La campagne publicitaire de Starbucks en Corée du Sud, lancée au début du mois, a provoqué une vive controverse. Baptisée « Tank Day » (jour du char), elle a immédiatement évoqué pour de nombreux Sud-Coréens le souvenir de la répression meurtrière de 1980, au cours de laquelle l'armée a tué des centaines de manifestants pro-démocratie. Face à l'indignation grandissante, le président de l'actionnaire majoritaire local de la chaîne de café a été contraint de présenter des excuses publiques à deux reprises.
Une campagne rapidement abandonnée
La promotion, dévoilée il y a quelques semaines, a été retirée peu après son lancement. Mais le geste n'a pas suffi à calmer la colère de l'opinion publique. Le scandale perdure et les appels au boycott se multiplient sur les réseaux sociaux.

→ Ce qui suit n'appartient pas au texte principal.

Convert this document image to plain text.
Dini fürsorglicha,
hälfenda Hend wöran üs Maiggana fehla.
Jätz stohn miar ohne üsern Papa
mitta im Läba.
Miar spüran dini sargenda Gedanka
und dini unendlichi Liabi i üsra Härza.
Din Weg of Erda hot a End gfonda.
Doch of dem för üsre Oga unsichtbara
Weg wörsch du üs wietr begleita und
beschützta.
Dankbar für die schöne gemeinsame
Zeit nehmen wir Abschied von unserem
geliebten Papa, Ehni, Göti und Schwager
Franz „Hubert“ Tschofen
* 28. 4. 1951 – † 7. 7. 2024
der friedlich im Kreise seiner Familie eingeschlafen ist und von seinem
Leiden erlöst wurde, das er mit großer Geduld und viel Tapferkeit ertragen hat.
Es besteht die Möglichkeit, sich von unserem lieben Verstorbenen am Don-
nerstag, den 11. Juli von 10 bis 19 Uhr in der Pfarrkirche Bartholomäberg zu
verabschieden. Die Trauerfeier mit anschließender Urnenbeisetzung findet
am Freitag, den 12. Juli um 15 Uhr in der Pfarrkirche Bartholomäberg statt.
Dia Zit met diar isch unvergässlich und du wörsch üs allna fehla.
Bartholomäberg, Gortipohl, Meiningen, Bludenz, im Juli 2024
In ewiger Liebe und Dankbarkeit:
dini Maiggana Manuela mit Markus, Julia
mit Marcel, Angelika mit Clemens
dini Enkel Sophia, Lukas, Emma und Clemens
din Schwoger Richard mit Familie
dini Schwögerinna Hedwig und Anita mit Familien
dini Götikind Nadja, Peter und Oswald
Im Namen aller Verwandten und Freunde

Le dirigeant de l'entreprise ayant la majorité des parts de Starbucks en Corée du Sud, dont le nom n'a pas été divulgué dans les informations disponibles, a dû s'exprimer une deuxième fois pour tenter d'apaiser les esprits.
Un souvenir douloureux
Le « Tank Day » fait référence à une période sombre de l'histoire sud-coréenne. En 1980, le régime militaire du général Chun Doo-hwan a écrasé dans le sang un soulèvement populaire à Gwangju, faisant officiellement plusieurs centaines de morts – des estimations non officielles avancent un bilan bien plus lourd. L'évocation d'un char d'assaut dans le nom de la campagne a ravivé la mémoire de ces événements traumatiques.
Conséquences commerciales
Au-delà de l'atteinte à l'image de marque, Starbucks pourrait subir des conséquences économiques en Corée du Sud, où la concurrence est rude. Le mouvement de boycott, bien que difficile à quantifier à ce stade, pourrait affecter les ventes dans un pays où la sensibilité historique est particulièrement vive. La direction locale de Starbucks n'a pas commenté au-delà des excuses du président.
Cette affaire illustre les risques pour les multinationales d'utiliser des références historiques sans en mesurer pleinement la portée dans des sociétés marquées par des traumatismes collectifs.